Accumulating studies have demonstrated the potential of various types of systemic inflammatory factors as prognostic markers for determining oncological outcomes in human malignancies.¹⁹,²⁰,³⁶ Notably, there is evidence that the inflammatory field effect, reflected by elevated CRP, may be directly involved in tumour progression, which could explain its prognostic significance in HCC.^37–39 Several risk factors are currently known be associated with HCC recurrence, including inflammation-related factors.⁷ However, the question of whether aggressive tumour behaviour prompts a prognostically detrimental inflammatory reaction or whether inflammation per se drives tumour progression remains to be elucidated.⁹,¹² Our study revealed that high LCR score is significantly associated with aggressive and invasive factors (AFP, tumor size, tumor number, macrovascular invasion) and with high early recurrence of HCC patients as well (Supplementary Table 3). For all this, further preclinical studies in HCC are needed to elucidate the causal mechanisms of LCR in HCC progression.

There were a few potential limitations in this study. First, although we evaluated the preoperative LCR score in a large, multicentre cohort of patients with HCC, this was a retrospective study. Furthermore, another major limitation was that our three data sets included patients with HCC in an HBV-endemic area. It will certainly be necessary to validate the LCR score in other geographic regions to extend our results to patients with HCC of various aetiologies.

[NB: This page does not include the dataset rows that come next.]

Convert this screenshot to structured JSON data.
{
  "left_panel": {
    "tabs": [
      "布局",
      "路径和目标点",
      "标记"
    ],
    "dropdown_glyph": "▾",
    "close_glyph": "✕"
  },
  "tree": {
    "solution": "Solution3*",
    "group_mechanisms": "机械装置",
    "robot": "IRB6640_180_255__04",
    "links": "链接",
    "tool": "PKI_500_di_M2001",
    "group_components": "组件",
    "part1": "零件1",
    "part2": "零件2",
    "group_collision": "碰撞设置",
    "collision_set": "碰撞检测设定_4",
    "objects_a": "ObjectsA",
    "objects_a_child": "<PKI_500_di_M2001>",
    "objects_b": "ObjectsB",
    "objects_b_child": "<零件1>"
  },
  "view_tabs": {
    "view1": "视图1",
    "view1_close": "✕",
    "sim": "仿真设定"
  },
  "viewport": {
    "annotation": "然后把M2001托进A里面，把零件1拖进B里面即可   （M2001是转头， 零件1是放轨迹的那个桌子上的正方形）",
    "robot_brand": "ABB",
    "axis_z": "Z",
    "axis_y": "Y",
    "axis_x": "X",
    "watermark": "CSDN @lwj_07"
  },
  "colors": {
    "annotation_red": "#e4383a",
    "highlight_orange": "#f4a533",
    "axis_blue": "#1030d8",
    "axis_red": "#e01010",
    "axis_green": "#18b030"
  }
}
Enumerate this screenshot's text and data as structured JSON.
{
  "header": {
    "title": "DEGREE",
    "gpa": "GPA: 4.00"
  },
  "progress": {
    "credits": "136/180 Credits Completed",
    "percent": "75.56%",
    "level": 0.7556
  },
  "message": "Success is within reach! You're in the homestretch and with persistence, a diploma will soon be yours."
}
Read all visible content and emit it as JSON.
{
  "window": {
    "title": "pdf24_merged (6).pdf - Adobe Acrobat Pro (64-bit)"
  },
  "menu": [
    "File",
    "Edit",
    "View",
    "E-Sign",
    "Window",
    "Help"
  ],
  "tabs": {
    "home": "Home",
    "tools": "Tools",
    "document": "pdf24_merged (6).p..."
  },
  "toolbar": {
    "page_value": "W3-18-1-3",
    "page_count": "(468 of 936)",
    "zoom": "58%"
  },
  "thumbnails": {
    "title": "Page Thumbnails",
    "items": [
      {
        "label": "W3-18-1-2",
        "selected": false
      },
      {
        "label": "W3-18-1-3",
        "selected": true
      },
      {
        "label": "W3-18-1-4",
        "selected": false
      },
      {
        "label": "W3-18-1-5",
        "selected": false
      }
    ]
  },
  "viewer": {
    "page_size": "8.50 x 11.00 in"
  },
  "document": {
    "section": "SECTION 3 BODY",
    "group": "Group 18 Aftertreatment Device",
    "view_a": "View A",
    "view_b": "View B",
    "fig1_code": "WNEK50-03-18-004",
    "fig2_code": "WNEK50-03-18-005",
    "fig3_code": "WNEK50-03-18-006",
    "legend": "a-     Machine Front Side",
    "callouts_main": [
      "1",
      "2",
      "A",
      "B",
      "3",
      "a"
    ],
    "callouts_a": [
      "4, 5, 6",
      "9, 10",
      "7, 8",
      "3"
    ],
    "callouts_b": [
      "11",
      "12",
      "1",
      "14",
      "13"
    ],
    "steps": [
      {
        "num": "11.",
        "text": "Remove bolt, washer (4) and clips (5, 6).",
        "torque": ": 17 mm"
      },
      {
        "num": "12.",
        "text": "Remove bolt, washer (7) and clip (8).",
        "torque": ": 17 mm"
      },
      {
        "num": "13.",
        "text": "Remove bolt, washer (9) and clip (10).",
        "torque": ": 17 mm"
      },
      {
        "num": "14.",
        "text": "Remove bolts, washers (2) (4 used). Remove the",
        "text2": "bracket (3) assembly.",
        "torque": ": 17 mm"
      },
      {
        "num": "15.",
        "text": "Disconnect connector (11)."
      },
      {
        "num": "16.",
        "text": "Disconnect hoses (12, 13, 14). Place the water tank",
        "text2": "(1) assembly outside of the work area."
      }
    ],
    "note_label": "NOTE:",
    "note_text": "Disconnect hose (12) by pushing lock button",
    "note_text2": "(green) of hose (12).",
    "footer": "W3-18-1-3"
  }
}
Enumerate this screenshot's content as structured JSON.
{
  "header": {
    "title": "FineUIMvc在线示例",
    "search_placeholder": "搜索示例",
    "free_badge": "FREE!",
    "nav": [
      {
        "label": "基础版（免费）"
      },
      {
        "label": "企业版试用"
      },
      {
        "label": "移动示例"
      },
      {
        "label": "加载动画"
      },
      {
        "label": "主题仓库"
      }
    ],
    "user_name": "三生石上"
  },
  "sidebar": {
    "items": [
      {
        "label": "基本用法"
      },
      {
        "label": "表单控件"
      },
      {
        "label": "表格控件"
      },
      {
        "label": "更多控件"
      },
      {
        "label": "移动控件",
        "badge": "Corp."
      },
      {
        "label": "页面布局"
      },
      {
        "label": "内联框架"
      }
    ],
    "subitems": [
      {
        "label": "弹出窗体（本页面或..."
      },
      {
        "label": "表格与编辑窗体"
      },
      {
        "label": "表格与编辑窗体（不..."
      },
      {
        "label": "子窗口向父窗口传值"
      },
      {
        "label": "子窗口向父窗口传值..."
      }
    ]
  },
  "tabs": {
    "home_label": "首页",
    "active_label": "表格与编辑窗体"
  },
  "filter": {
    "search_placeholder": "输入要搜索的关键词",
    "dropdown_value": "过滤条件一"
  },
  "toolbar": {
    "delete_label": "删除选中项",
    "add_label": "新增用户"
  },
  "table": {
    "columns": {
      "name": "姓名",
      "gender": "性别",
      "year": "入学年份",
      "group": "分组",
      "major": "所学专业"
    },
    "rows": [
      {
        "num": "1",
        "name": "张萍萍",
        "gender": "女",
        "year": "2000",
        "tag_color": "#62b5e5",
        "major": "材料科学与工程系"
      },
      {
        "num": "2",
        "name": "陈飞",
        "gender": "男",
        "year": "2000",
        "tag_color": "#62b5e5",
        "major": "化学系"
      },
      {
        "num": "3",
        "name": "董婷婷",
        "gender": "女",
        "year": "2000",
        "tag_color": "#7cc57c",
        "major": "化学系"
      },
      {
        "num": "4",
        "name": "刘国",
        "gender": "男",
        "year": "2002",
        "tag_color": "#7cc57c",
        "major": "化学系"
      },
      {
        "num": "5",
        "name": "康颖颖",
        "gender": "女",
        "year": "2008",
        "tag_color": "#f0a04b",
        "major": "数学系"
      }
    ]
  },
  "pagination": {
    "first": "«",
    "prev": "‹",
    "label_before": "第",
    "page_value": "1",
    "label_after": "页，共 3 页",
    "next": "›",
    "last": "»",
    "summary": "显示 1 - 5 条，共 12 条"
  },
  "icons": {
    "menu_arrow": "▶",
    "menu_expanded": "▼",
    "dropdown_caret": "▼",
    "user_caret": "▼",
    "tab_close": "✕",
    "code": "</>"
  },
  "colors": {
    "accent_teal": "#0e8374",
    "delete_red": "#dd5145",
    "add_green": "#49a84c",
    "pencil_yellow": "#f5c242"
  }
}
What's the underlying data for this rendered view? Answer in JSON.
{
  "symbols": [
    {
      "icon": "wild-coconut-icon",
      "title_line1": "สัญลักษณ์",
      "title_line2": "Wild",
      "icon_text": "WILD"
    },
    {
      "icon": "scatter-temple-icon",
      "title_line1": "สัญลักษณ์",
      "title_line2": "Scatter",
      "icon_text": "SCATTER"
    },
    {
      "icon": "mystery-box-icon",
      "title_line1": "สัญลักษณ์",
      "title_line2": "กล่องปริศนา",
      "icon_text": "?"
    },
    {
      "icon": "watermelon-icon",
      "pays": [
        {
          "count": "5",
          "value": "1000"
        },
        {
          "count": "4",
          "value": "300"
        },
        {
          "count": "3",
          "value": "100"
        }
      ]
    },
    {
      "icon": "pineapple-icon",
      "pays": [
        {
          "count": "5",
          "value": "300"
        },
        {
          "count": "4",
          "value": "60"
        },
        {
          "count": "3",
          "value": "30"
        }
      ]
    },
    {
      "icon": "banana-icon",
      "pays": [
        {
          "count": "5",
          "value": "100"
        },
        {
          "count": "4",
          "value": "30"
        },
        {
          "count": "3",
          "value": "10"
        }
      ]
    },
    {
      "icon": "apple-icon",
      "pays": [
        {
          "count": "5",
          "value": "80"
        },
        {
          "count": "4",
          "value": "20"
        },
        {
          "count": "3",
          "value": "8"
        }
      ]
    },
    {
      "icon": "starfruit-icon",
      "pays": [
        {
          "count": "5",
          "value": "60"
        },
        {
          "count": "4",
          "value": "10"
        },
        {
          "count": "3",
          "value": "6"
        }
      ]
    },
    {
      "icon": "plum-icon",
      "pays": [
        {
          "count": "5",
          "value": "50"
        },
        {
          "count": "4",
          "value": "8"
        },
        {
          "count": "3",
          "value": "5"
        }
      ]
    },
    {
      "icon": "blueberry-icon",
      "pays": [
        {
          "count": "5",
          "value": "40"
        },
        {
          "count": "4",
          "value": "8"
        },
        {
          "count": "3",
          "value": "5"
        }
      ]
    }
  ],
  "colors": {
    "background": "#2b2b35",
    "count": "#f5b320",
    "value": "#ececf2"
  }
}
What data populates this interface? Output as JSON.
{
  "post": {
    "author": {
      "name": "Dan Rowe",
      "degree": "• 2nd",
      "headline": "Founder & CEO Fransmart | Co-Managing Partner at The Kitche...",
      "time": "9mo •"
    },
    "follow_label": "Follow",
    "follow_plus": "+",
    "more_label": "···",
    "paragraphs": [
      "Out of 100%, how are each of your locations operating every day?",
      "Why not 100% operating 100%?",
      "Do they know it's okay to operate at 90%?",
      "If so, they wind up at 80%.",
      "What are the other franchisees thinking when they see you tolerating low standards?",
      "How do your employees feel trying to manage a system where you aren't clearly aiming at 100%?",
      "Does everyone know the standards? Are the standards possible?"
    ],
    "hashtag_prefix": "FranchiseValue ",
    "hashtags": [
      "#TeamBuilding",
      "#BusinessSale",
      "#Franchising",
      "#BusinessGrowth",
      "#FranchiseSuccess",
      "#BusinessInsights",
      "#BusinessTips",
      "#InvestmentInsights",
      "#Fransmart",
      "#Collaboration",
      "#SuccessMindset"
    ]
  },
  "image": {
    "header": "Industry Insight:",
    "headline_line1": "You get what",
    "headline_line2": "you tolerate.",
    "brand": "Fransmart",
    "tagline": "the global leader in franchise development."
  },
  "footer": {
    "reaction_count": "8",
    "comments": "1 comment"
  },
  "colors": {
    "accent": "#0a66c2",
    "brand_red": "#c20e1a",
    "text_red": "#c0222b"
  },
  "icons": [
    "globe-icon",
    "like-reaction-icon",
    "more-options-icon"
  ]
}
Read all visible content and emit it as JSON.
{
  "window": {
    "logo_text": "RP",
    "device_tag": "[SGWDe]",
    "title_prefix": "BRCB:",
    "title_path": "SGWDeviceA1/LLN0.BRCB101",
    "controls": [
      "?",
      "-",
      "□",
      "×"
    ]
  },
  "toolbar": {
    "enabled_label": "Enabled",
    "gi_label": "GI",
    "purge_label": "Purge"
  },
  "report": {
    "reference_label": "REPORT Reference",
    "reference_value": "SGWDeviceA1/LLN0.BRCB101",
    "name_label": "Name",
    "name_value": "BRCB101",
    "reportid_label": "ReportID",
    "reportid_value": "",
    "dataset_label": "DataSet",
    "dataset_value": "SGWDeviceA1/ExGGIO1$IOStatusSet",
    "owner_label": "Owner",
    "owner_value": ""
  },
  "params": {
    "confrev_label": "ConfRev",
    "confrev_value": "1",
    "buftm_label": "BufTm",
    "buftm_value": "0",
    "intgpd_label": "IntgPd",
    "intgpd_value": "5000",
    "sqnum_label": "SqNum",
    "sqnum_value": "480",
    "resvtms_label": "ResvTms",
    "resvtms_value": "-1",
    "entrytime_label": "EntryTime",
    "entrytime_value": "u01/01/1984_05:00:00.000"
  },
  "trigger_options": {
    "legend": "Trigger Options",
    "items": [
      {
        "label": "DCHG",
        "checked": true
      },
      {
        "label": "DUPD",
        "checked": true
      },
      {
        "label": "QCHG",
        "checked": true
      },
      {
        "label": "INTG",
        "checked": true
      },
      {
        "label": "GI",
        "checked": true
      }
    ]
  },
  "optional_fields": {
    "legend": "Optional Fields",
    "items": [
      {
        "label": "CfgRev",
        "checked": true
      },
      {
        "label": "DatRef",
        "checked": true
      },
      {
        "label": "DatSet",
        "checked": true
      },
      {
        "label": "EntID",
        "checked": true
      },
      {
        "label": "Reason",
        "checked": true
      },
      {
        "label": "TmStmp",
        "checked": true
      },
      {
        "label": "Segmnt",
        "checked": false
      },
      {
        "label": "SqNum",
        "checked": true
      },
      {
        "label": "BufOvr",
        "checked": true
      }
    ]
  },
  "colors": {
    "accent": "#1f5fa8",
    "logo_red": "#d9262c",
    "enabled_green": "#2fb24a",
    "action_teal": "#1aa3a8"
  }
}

In conclusion, our study identified the LCR score as a novel, non-invasive, inexpensive, objective, available, and widely applicable prognostic marker for patients with HCC, irrespective of tumour stage, liver function and treatment allocation, and the LCR score was superior to other inflammation-based scores in terms of its prognostic ability. The LCR score may help surgeons determine surgical risk and oncological risk, thus facilitating the appropriate perioperative and postoperative management of patients with HCC.

Disclosure

The authors report no conflicts of interest in this work.

Additional information

Funding

This study was supported by grants from the Shanghai Sailing Program (No. 18YF1404900) and Clinical Research Plan of SHDC (SHDC2020CR4018).